Conselheiros como ele pululam nos palácios e seus gabinetes. Muita gente gosta desse tipo de colaborador, que dá razão ao chefe em tudo. O presidente Jair Bolsonaro não foge à regra, mas — quanta ironia —, como diria o Conselheiro Acácio, “as consequências vêm depois”. É o que está acontecendo, agora, com a pandemia da covid-19 no Brasil, cuja segunda onda é uma realidade dramática e, tudo indica, está se somando à “quarta onda” a que se refere o ministro da Saúde, general Eduardo Pazuello, que seriam os efeitos psicológicos das mortes, do desemprego, dos confinamentos e das desesperanças. A diferença é que o general imaginava um desespero individual, que até poderia levar ao aumento dos suicídios, ou a saques e depredações espontâneos, mas que poderiam provocar uma convulsão social.
Impeachment
Pazuello não contava, porém, com o desgaste provocado pelo negacionismo de Bolsonaro e uma resposta política da oposição. É o que estamos vendo agora, com manifestações de protestos se sucedendo com força: panelaços nas janelas e memes nas redes sociais; e as carreatas, como as de ontem e de hoje, pedindo “vacinas já” e o impeachment do presidente da República, que desabou nas pesquisas. Quaisquer que sejam os resultados das eleições das Mesas da Câmara e do Senado, mesmo que vençam os candidatos apoiados por Bolsonaro — Arthur Lira (PP-AL), na Câmara, e Rodrigo Pacheco (DEM-MG), no Senado —, os políticos governistas também sentiram o cheiro de animal ferido na floresta. A fatura a pagar será alta. Nos casos de vitória de Baleia Rossi (MDB-SP) e/ou Simone Tebet (MDB-MS), principalmente a do primeiro, a agenda de costumes e institucional de Bolsonaro estará definitivamente interditada. As pautas do Congresso serão a crise sanitária, a recessão, a inflação, o desemprego, a renda e o fracasso do governo.
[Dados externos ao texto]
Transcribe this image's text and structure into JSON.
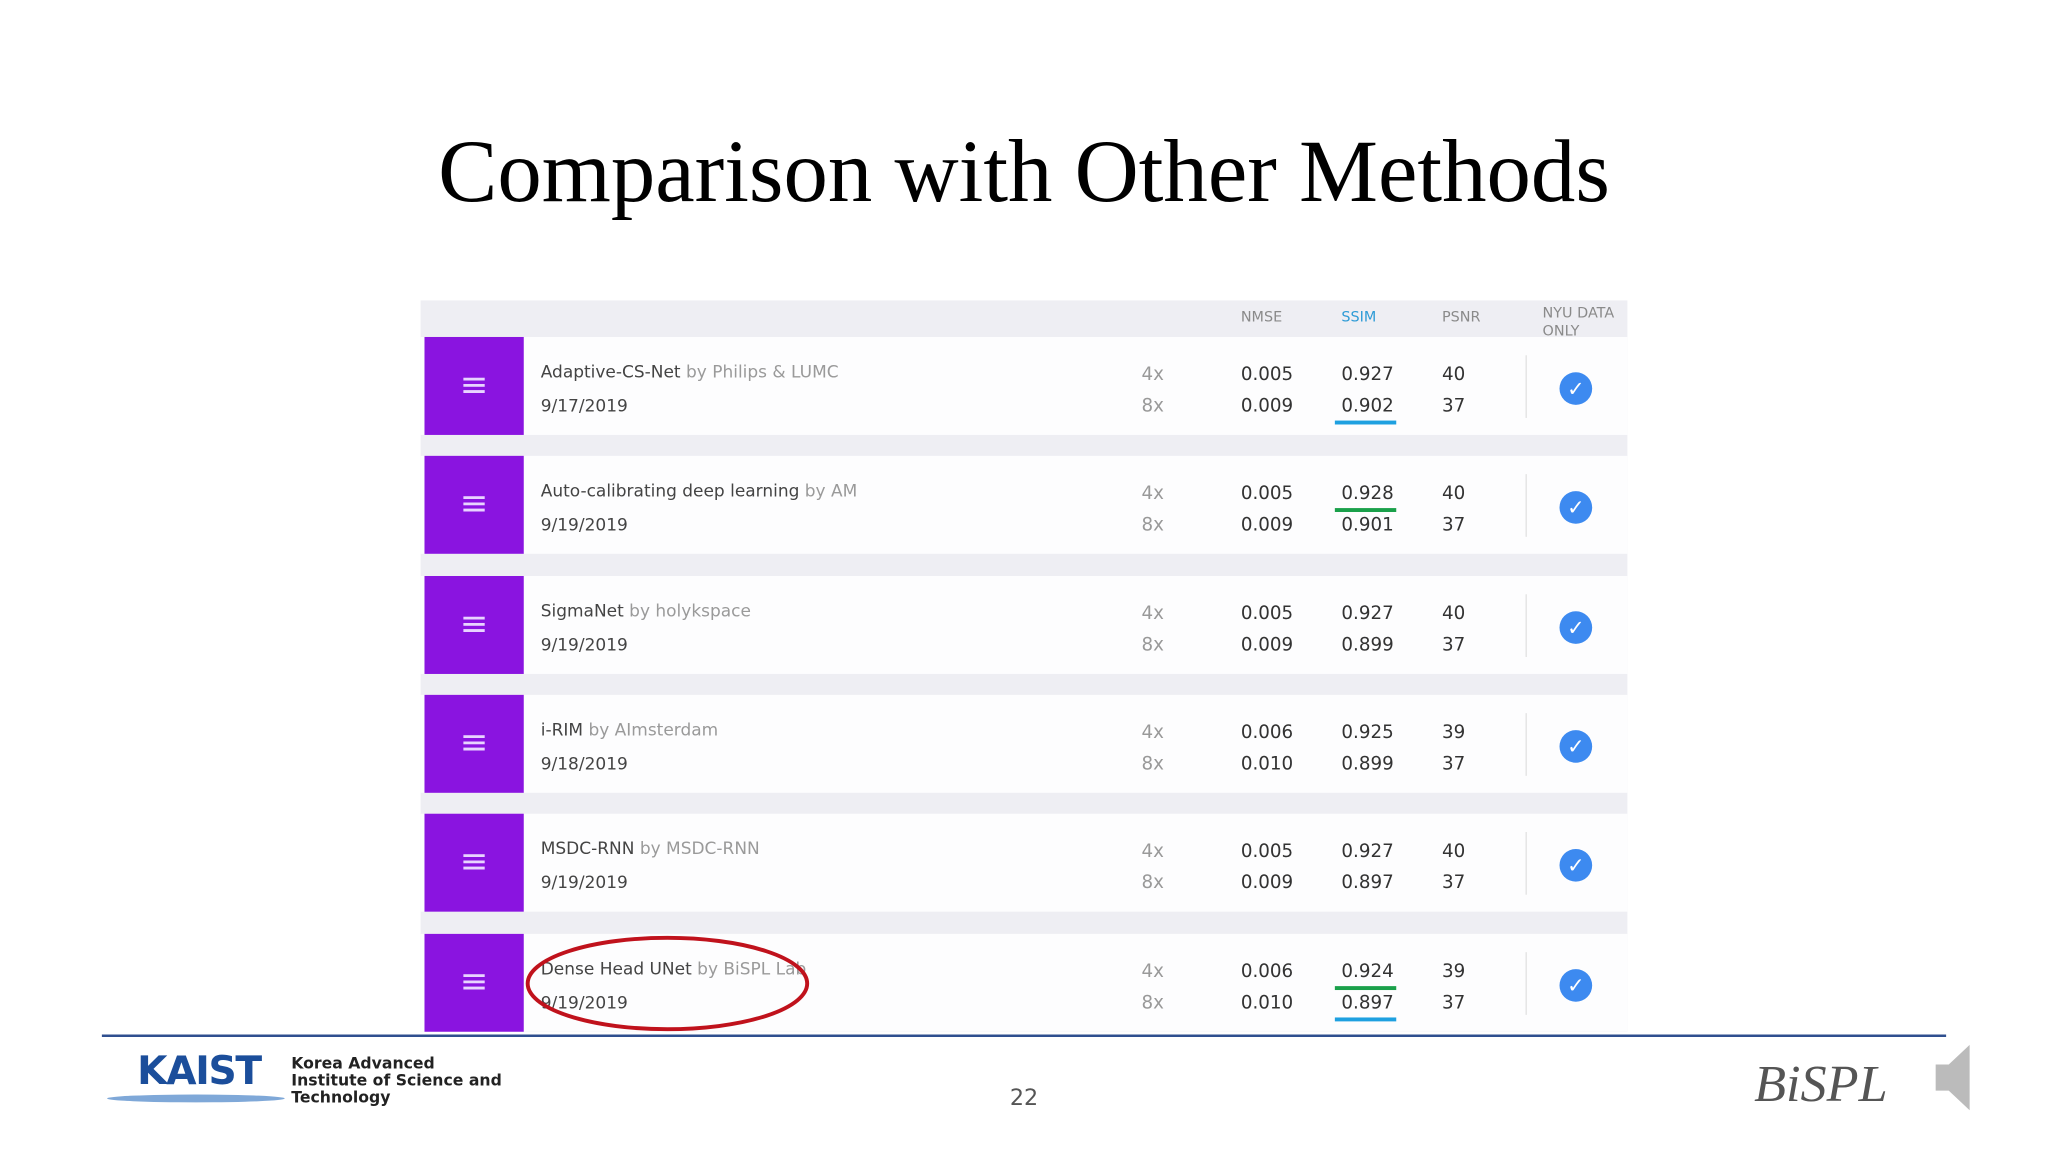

O Brasil já viu esse filme duas vezes, nos governos Collor e Dilma, o primeiro, por causa da inflação, o segundo, em decorrência da recessão, ambos temperados por escândalos de corrupção. Nos dois casos, as insatisfações desaguaram no impeachment. No de Collor, o clamor das ruas foi liderado pelo PT, mas o realinhamento das forças políticas resultou na eleição de Fernando Henrique Cardoso (PSDB). No de Dilma, o PSDB trabalhou para apeá-la desde o primeiro dia no cargo. Quando chegaram as eleições, deu Bolsonaro. As circunstâncias do impeachment são crime de responsabilidade e grande insatisfação popular, além da vontade de a oposição atalhar o processo de alternância de poder. Entretanto, o perfil do vice-presidente é dado pelas alianças que viabilizaram a eleição do presidente defenestrado. Itamar era aliado de Collor; Michel Temer, de Dilma. O primeiro não podia se candidatar, o segundo foi inviabilizado por denúncias quando ensaiava a reeleição.
A eventual vitória de Bolsonaro na disputa pelas Mesas do Congresso lhe dará fôlego para salvar o mandato, mas não será o bastante, caso sua popularidade continue desabando. Sua força no Congresso resulta da ação de uma espécie de “subgoverno”, que sempre manteve boas relações no Senado e na Câmara, formado por alguns ministros e o grupo de militares que hoje controla o Palácio do Planalto. São aliados que também podem derivar para o impeachment, se perceberem uma debacle iminente, com o país ladeira abaixo, pois estariam mais bem servidos com o vice Hamilton Mourão, um general de quatro estrelas, um potencial “salvador da pátria” embalado nas casernas e pelo povo nas ruas. E o que viria depois? Ninguém sabe, 2022 já está em aberto.